Giova ricordare che la previsione statale del rilascio del titolo in sanatoria di cui all’art. 36 del TUE è volta a sanare violazioni solo “formali”. La “doppia conformità” è riconosciuta a livello giurisprudenziale come principio fondamentale vincolante per la legislazione regionale (cfr. C. Cost. n. 101/2013; Cons. Stato, IV, n. 32/2013, ove si precisa, tra l’altro che la disciplina urbanistica non ha effetto retroattivo; Cons. Stato, V, n.3220/2013; TAR Umbria n. 590/2014), La “doppia conformità”, è prevista sia per gli interventi realizzati in assenza di permesso di costruire, o in difformità da esso, ovvero in assenza di DIA alternativa o in difformità da essa (art. 36 del dPR n. 380/2001), sia per quelli eseguiti in assenza della o in difformità dalla SCIA (art. 37, co. 4 del dPR n. 380/2001).
Pertanto, la disposizione regionale in commento risulta avere l’effetto di legittimare ex post, mediante rilascio del titolo abilitativo in sanatoria ex art. 36 del d.P.R. n. 380 del 2001, interventi cui la LR n. 19/2009, nella sua stesura originaria e nella versioni antecedenti alle modifiche via via introdotte, non avrebbe potuto essere applicata.
A mero titolo esemplificativo, si richiamano le già citate modifiche, introdotte all’articolo 7-bis (Recupero dei complessi produttivi dismessi) della L.R. n. 19/2009, ad opera della lettera h), numeri 1), 2), 3) e 4), del comma 1, dell’articolo 8 della L.R. in commento. La previgente disposizione, che, in ogni caso, si evidenzia, è stata aggiunta dalla L.R. n. 16/2014, consentiva il recupero dei complessi produttivi dismessi, purché si mantenesse la destinazione ad attività produttive. In base alla disposizione modificata, invece, tali interventi di recupero, senza che sia stato rispettato il previgente vincolo di destinazione ad attività produttive, divengono ora, per effetto di quanto previsto dalla disposizione recata dalla lettera l) del comma 1, dell’articolo 8 della L.R. in oggetto, “conformi” alla legge n. 19/2009, come modificata, e, quindi, sanabili mediante rilascio del titolo abilitativo in sanatoria ex art. 36 del d.P.R. n. 380 del 2001.
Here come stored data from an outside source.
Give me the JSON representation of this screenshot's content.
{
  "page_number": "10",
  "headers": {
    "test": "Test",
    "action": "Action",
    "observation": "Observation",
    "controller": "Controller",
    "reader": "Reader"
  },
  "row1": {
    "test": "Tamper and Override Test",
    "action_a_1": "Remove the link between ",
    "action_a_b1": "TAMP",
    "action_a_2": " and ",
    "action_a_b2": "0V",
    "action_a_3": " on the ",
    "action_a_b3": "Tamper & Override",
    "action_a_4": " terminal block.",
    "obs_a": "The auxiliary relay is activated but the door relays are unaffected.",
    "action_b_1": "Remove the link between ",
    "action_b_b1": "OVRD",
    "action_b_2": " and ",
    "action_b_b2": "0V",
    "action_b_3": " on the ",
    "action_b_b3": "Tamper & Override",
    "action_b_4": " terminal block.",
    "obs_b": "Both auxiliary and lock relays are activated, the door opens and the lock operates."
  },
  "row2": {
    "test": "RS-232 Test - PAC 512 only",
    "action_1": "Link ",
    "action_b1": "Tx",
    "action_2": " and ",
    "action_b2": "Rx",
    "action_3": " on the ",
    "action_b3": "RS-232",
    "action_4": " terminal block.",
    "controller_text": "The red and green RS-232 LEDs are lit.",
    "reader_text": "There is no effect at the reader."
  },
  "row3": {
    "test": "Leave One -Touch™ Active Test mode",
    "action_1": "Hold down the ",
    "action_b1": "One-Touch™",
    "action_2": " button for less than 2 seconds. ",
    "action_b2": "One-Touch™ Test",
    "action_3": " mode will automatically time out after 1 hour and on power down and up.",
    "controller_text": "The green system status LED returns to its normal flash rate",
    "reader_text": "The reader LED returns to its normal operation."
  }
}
In proposito, è appena il caso di ricordare che:
- l’Intesa 1° aprile 2009 tra Stato, regioni ed enti locali, sull’atto concernente misure per il rilancio dell’economia attraverso l’attività edilizia, chiariva espressamente che gli interventi di ampliamento e di demolizione e ricostruzione con possibile ampliamento degli edifici non potevano essere riferiti ad edifici abusivi o siti nei centri storici o in aree ad inedificabilità assoluta;
- l’articolo 5 (Costruzioni private) del DL 70/2011, convertito, con modificazioni, dalla legge n. 106/2011, recante, ai commi da 9 a 14, la disciplina di principio per la razionalizzazione del patrimonio edilizio esistente e per la promozione e agevolazione della riqualificazione di aree urbane degradate con presenza di funzioni eterogenee e tessuti edilizi disorganici o incompiuti nonché di edifici a destinazione non residenziale dismessi o in via di dismissione ovvero da rilocalizzare, al comma 10, prevede che “10. Gli interventi di cui al comma 9 non possono riferirsi ad edifici abusivi o siti nei centri storici o in aree ad inedificabilità assoluta, con esclusione degli edifici per i quali sia stato rilasciato il titolo abilitativo edilizio in sanatoria.”
A ciò si aggiunga, quale ulteriore profilo di incostituzionalità della disposizione in commento, che a motivo delle rilevanti modifiche via via apportate alla L.R. n. 19 del 2016, le amministrazioni comunali potrebbero in realtà non trovarsi nelle condizioni di poter effettivamente verificare caso per caso e distinguere ciò che è stato realizzato (o proseguito, o completato) nei periodi intercorrenti tra le modifiche medesime. Ciò, in contrasto con i principi di ragionevolezza e buon andamento.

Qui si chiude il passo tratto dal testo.